“Questo non è X Factor” grida Midge Ure presentando la band. La band sono gli Ultravox e lui sa bene di essere stato se non l’origine di tutto, almeno il capostipite di un genere che la new new (e quante altre new) wave sta saccheggiando in questo momenti in una radio vicina a voi.
L’occasione per sentire i pezzi del loro repertorio da chi effettivamente li ha scritti è il concerto della band per far sapere al mondo che è uscito il primo disco di inediti della original line-up dal 1986, Brilliant. Il passaggio all’Alcatraz di Milano “rimpicciolito” da tendoni ma gremito di over-50 e nostalgici new wavers è stata una due ore di grande sentimentalismo. Non che la musica degli alfieri del synth pop richiamasse più di tanto al romanticismo che cronologicamente li aveva seguiti negli anni 80. Qui si parla di relazione sentimentale profonda tra chi era misfit all’epoca del punk nel 1978 e chi è accorso per guardare la leggenda in faccia.
Il fulcro di questa epifania di sentimenti sono Billy Currie, che suona il violino e le tastiere, il bassista Chris Cross, ritornato onstage dopo essersi fatto un decennio da psicoterapeuta, il batterista Warren Cann e la voce e immagine del gruppo, Midge Ure. Sono loro che hanno portato avanti il nome Ultravox quando lo sperimentalismo di John Foxx migrò su altri versanti già mentre i 70 diventavano 80. E in quel periodo successe davvero di tutto: Cann entrò nei Buggles (quelli di Video Killed The Radio Star) e suonava con Gary Numan. Quando Midge Ure era disponibile scrivevano sotto il nome di Visage (che tempi!).

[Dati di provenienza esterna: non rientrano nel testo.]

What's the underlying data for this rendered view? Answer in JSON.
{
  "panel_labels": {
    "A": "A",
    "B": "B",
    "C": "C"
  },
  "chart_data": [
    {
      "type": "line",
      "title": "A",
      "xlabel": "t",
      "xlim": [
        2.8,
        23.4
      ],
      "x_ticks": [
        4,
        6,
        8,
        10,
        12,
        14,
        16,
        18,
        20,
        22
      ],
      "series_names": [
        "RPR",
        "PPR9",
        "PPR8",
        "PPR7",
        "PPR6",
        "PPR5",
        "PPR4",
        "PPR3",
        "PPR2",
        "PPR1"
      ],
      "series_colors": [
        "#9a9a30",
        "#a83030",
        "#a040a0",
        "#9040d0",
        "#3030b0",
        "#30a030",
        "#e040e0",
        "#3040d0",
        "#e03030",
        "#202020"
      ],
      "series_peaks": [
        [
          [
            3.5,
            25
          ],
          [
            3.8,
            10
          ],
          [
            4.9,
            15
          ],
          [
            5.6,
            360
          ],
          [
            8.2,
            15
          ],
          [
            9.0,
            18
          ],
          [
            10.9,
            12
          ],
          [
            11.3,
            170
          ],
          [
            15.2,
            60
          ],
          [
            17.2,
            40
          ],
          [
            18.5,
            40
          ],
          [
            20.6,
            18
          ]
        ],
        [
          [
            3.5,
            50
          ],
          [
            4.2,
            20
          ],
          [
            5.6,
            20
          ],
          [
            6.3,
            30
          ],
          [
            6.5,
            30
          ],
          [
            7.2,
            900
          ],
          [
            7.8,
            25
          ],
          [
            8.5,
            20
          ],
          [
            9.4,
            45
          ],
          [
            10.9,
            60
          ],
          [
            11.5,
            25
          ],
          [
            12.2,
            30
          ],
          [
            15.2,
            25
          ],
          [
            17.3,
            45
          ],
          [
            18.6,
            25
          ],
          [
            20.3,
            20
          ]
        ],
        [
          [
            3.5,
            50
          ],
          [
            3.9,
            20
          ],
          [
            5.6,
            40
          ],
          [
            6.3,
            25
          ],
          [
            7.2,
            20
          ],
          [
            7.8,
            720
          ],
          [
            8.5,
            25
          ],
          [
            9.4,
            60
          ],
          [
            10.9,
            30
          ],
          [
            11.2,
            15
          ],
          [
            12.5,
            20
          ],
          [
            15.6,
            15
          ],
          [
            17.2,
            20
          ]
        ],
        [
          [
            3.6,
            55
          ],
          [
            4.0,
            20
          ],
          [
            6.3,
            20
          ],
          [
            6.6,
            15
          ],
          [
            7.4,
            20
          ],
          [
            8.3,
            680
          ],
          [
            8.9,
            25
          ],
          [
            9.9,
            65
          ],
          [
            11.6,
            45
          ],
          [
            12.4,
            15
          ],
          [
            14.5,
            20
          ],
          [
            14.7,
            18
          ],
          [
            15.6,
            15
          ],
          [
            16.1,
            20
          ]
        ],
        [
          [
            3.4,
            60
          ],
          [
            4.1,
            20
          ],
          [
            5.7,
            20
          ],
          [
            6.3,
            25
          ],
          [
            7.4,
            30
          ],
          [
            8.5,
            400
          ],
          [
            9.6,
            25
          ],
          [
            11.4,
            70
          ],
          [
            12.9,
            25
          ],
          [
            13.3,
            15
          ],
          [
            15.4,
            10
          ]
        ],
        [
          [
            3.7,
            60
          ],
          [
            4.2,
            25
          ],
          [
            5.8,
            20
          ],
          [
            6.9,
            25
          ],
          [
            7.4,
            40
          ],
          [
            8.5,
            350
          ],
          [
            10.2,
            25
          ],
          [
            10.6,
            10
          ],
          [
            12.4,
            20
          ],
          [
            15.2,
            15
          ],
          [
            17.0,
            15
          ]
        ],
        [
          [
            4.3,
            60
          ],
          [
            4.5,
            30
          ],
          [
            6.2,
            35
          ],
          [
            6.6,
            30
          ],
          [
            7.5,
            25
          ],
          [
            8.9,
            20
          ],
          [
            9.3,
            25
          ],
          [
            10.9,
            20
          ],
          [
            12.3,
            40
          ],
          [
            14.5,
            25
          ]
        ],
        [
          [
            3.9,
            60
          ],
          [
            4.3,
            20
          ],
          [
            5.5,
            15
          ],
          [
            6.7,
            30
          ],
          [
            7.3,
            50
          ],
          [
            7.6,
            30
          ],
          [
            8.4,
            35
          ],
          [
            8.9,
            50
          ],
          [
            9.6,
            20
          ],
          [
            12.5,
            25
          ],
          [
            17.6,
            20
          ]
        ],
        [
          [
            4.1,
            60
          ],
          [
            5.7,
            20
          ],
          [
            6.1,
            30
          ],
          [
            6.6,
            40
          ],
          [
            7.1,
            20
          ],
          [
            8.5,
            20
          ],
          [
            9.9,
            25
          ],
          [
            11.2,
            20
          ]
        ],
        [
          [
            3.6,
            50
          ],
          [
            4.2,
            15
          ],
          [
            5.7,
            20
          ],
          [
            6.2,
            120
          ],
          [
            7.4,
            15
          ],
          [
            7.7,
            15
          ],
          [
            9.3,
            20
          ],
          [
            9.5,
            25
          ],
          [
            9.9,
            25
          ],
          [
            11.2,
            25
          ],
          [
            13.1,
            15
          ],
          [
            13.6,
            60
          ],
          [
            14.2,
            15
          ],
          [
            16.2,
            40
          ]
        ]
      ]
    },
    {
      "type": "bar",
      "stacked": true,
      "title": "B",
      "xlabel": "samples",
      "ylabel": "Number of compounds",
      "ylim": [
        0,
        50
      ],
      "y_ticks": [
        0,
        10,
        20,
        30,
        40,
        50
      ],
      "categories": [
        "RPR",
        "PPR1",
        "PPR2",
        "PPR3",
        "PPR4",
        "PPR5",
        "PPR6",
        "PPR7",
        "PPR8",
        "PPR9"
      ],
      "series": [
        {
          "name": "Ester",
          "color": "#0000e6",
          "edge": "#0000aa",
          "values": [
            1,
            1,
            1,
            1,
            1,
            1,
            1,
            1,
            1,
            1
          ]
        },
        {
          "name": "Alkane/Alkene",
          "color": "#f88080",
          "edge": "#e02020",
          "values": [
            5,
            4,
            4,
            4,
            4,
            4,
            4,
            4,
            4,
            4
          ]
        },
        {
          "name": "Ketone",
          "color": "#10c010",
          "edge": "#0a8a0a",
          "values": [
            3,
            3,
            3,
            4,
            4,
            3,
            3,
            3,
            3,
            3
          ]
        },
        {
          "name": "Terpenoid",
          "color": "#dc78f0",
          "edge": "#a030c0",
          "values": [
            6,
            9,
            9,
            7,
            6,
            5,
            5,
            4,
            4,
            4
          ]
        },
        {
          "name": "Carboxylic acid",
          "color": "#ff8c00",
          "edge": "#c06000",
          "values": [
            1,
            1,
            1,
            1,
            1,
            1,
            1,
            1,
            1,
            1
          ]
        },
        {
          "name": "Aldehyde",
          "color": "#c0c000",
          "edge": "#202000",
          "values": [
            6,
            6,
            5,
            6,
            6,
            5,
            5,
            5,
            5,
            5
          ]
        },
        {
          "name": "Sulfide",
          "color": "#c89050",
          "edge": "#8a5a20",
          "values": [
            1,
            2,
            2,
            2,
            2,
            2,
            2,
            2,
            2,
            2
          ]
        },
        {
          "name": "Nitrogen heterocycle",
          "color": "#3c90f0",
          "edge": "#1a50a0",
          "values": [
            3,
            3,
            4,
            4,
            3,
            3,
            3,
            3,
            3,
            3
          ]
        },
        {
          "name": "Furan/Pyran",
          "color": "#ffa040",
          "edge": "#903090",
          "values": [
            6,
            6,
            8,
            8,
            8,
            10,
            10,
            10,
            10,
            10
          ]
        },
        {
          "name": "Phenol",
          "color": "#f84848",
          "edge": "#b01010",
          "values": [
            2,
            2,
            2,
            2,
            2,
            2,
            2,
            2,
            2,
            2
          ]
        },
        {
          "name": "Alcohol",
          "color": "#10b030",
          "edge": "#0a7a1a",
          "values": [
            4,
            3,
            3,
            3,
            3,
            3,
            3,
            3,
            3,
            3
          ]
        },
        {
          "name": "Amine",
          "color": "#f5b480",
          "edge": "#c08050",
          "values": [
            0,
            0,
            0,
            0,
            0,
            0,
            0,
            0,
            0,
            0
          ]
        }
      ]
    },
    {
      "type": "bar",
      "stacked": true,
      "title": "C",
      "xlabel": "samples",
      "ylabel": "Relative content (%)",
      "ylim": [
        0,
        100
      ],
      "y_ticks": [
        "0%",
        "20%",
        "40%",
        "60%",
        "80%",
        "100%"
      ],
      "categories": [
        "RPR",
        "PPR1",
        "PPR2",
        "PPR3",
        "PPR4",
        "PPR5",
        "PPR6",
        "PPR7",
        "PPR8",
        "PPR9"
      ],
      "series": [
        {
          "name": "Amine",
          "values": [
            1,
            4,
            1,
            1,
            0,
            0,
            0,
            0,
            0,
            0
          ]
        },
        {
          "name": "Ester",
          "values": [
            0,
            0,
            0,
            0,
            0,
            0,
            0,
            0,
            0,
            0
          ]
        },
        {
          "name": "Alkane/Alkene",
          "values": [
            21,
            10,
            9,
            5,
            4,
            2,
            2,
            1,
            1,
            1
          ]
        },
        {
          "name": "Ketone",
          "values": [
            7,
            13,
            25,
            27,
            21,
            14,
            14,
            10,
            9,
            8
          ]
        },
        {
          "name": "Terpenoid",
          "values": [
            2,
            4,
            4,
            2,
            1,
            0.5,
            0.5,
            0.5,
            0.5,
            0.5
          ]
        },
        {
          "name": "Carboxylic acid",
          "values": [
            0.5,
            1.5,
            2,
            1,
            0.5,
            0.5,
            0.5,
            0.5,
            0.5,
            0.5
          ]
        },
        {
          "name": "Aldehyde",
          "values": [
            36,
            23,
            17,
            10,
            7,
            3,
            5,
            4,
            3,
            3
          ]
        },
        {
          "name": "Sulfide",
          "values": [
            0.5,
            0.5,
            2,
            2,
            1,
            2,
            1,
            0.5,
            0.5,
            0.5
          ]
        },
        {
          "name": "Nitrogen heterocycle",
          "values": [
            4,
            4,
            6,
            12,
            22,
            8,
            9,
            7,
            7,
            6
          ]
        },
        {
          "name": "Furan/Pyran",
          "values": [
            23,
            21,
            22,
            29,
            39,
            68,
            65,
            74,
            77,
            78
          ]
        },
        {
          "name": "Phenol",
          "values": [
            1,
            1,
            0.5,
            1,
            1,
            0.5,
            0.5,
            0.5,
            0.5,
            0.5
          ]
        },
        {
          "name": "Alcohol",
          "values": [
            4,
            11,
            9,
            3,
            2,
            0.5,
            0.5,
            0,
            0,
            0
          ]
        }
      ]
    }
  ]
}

Il concerto, che è anche la seconda volta del gruppo in Italia dopo la reunion del 2010, parte con la nuova Brilliant, subito seguita da New Europeans da Rage in Eden dell’81. E qui i ricordi iniziano a riattivarsi, diventando vorticosamente impetuosi soprattutto in Reap the Wild Wind da Quartet dell’82 che è anche il loro unico singolo di una certa popolarità in America. Midge Ure è un cantante ancora impeccabile e lo dimostra davanti al suo pubblico anche sulla robotica Sleepwalk che è l’ipnotica apripista del celebrato album Vienna. Adesso si capisce perché Geldof lo chiamò per scrivere il singolo più venduto di tutti i tempi (allora) in una settimana (quello di Band Aid). E adesso si capisce anche perché il suo senso per la melodia gli aveva fruttato un’inaspettata seconda primavera proprio in Italia con il singolo Breathe negli anni 90. La band ha una maestria talemnte consumata da potersi permettere addirittura Vienna e Lament a metà del set, lasciando più vicina alla conclusione la notevole Dancing With Tears in My Eyes che nel 1984 li riportò in classifica quando il synth pop era più virato verso I Pet Shop Boys che Gary Numan. La canzone parlava di terrore per l’esplosione nucleare, tema caro agli artisti degli anni 80, e gli Ultravox ne fanno una riedizione lunga e fedele. È anche l’unico passaggio dello show dove nel chorus troppo alto Midge Ure ha qualche difficoltà. Per il resto, sul finale, quando sembravano già bruciati tutti i successi da classifica, gli Ultravox sfoderano la loro anima più solenne con Hymn e The Voice, recentemente tornata in auge (anche nei commenti di youtube) grazie al ripescaggio di Morgan nell’attuale X Factor. Un commiato a effetto con tamburi schierati in fila davanti al pubblico, festa, ricordi, saluti. Gli anni 80 davvero non finiscono mai.